The company puts a twist on its "found footage" approach to bring its "Real Food" messaging to breakfast products.

For its latest campaign, Maple Leaf foods is sending up airbrushed ’90s sitcoms like Full House to highlight its easy breakfast offerings, showing real-life footage of parenting gone wrong.

“Make Weekday Mornings Better” shows kids falling on their backsides and refusing to get on the school bus, parents tripping over drawers, and other disasters, before introducing its line of bacon products that can “make weekday morning easier.”

D’Arcy Finley, VP of brands at Maple Leaf Foods, says that when it was developing the spot, the brand thought that juxtaposing what families really go through with the saccharine sitcom music and theme would best highlight the product category’s ease of prep and healthiness. Finley says Maple Leaf has had recent success with the format, whose authenticity resonates with parents and caregivers that are familiar with the challenges associated with picky or fussy children, especially when it comes to healthy eating. Finley admits he has previously felt uncomfortable doing scripted commercials for a product that’s supposed to be about simplicity and says such an approach should not have artifice or feel like marketing, hence the America’s Funniest Home Videos-style approach.

Finley tells strategy that Maple Leaf wanted to focus on bacon because it has been some time since it had addressed its breakfast line in a while, and wanted to continue to get the word out about its “real food” brand messaging.

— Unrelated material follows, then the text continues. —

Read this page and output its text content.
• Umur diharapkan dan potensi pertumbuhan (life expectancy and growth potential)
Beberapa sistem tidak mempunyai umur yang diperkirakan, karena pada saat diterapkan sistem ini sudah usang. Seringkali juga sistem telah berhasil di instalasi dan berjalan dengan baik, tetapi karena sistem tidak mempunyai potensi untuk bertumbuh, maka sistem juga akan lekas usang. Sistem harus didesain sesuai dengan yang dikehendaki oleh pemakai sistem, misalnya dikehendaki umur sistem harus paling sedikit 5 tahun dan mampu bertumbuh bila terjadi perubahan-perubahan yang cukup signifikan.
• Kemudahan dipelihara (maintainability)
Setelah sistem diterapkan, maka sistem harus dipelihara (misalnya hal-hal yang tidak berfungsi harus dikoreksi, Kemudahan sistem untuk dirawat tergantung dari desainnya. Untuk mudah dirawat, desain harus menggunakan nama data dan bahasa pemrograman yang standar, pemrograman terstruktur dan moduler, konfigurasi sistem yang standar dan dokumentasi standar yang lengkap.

When it comes to competition, Finley says it also keeps private grocery labels in mind, because communicating the value of branded products is important when it comes to making consumers want to trade up for them. With private labels, Finley says, consumers that are focused on price don’t necessarily realize they might have options available to them that appeal to other factors, such as health and ingredients.

Sid Lee handled creative elements for the campaign. Finley describes the campaign as having a “medium plus” ad spend compared with other efforts, with mass video and TV, as well as slightly more targeted social elements.